Hyde-Smith, a former Democratic state senator who who switched parties in 2010 before being elected as state agriculture commissioner, was appointed to the U.S. Senate in March after incumbent Sen. Thad Cochran retired due to ill health.

During an event with a local cattle rancher on Nov. 18, Hyde-Smith praised him by saying, “If he invited me to a public hanging, I’d be on the front row.” The statement was shocking to many due to Mississippi’s history of racist violence; it led the nation in lynchings between 1877 and 1950, the Jackson Free Press reported.

Espy called her comments “reprehensible,” and the president of the NAACP, Derrick Johnson, said her words were “sick.”

“To envision this brutal and degenerate type of frame during a time when Black people, Jewish people and immigrants are still being targeted for violence by White nationalists and racists is hurtful and harmful,” Johnson said in a statement.

Hyde-Smith initially called the outrage “ridiculous” but later apologized for the remark.

Subsequent reporting revealed that Hyde-Smith had pushed as a state legislator to name a highway after Confederate President Jefferson Davis; posed for a photo in a Confederate soldier’s hat; and publicly said it would be a “great idea” to make it harder for liberal college students to vote.

Most recently, it was revealed that she as a high school student attended a so-called “segregation academy” set up so students could avoid the newly-integrated public schools — and then sent her daughter to that same school.

Jewish Mississippians reached by the Forward were disgusted with Hyde-Smith’s “public hanging” comment.

“I know there has been some general outrage among the Temple and among people in Mississippi due to her comment about attending a lynching,” Rivkin said. “Some people have really turned against her.”

Barbara Keller, an instructor at the University of Southern Mississippi, said she had seen some people on Facebook defending Hyde-Smith by parsing the differences between “lynchings” and “public hangings.”

“I thought, ‘Is that one of those old folksy sayings?’,” she recalled. “But then I thought, ‘I’ve been here 30 years, I’ve never heard that folksy saying.’”

The president of Mississippi State University Hillel, Tyler Daniel, said that there were strong connections between the Jewish and African-American communities in Jackson, the state’s biggest city and where he grew up. Daniel, who stressed he was speaking in a personal capacity, pointed out that his synagogue was firebombed in 1967 due to the congregation’s support for civil rights.

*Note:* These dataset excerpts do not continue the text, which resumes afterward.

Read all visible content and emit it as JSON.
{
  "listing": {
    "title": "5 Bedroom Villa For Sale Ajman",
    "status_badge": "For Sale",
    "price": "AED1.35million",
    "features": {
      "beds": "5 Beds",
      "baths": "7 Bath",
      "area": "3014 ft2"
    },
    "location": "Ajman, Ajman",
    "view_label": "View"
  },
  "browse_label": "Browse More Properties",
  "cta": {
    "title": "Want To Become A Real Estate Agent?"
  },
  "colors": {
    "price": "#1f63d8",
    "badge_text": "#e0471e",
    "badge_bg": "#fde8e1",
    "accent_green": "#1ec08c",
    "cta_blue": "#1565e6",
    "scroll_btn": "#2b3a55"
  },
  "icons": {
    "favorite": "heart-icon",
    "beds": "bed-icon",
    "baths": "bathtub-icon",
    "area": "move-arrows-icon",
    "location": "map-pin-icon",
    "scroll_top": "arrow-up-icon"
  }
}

“Jewish people across the South are very keen on elements that unify us as a people as a culture, as one Southern people,” he said. “Comments about public hanging are obviously not inductive for that type of environment.”

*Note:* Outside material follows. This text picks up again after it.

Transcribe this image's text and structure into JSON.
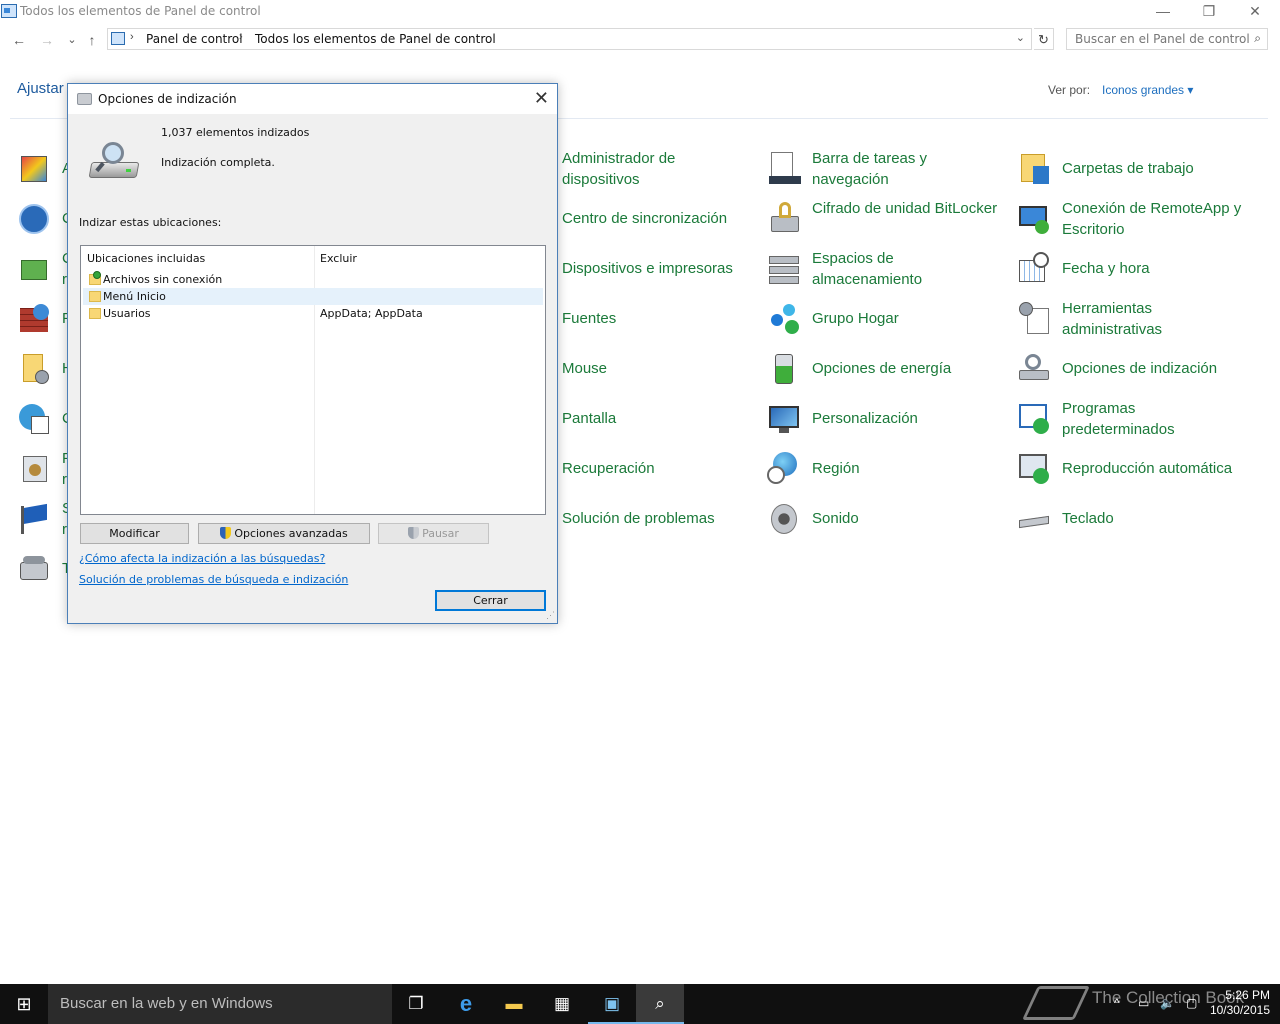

Daniel said those connections would likely lead Jews to side with Espy as an African-American trailblazer. He said he would vote for Espy because of the ex-lawmaker’s accessibility to the state’s tiny Jewish community. “He’s gone out of his way to attend a synagogue service,” Daniel said. “That’s not something many other candidates take the time to do.”

As a congressman in the 1990s, Espy also co-chaired the Committee of Blacks and Jews to Aid Ethiopia, a coalition that worked to alleviate the famine there.

Hyde-Smith, unlike Espy, mentions support for Israel in the “Issues” section of her website. “Cindy supports President Trump’s decision to locate the American embassy in Jerusalem and will work to strengthen U.S.-Israeli national security, economic and cultural interests,” it reads.

On the other hand, Hyde-Smith has also repeatedly criticized Espy for taking donations from George Soros, the Jewish financier and megadonor who has been the subject of anti-Semitic conspiracy theories.

The polling website FiveThirtyEight is giving Hyde-Smith around a 70% chance to win, some are predicting that Espy can succeed by turning out the African-American vote and riding the backlash against Hyde-Smith’s controversial comments by inspiring white liberals and hoping dejected conservatives flip or stay home — the same way Democrat Doug Jones defeated Roy Moore in neighboring Alabama last year.

Levy was asked by the Forward whether she thought Espy could actually win.

“From your mouth to God’s ears,” she said. “Halevai it should happen. I’m very hopeful, but I’d be very surprised.”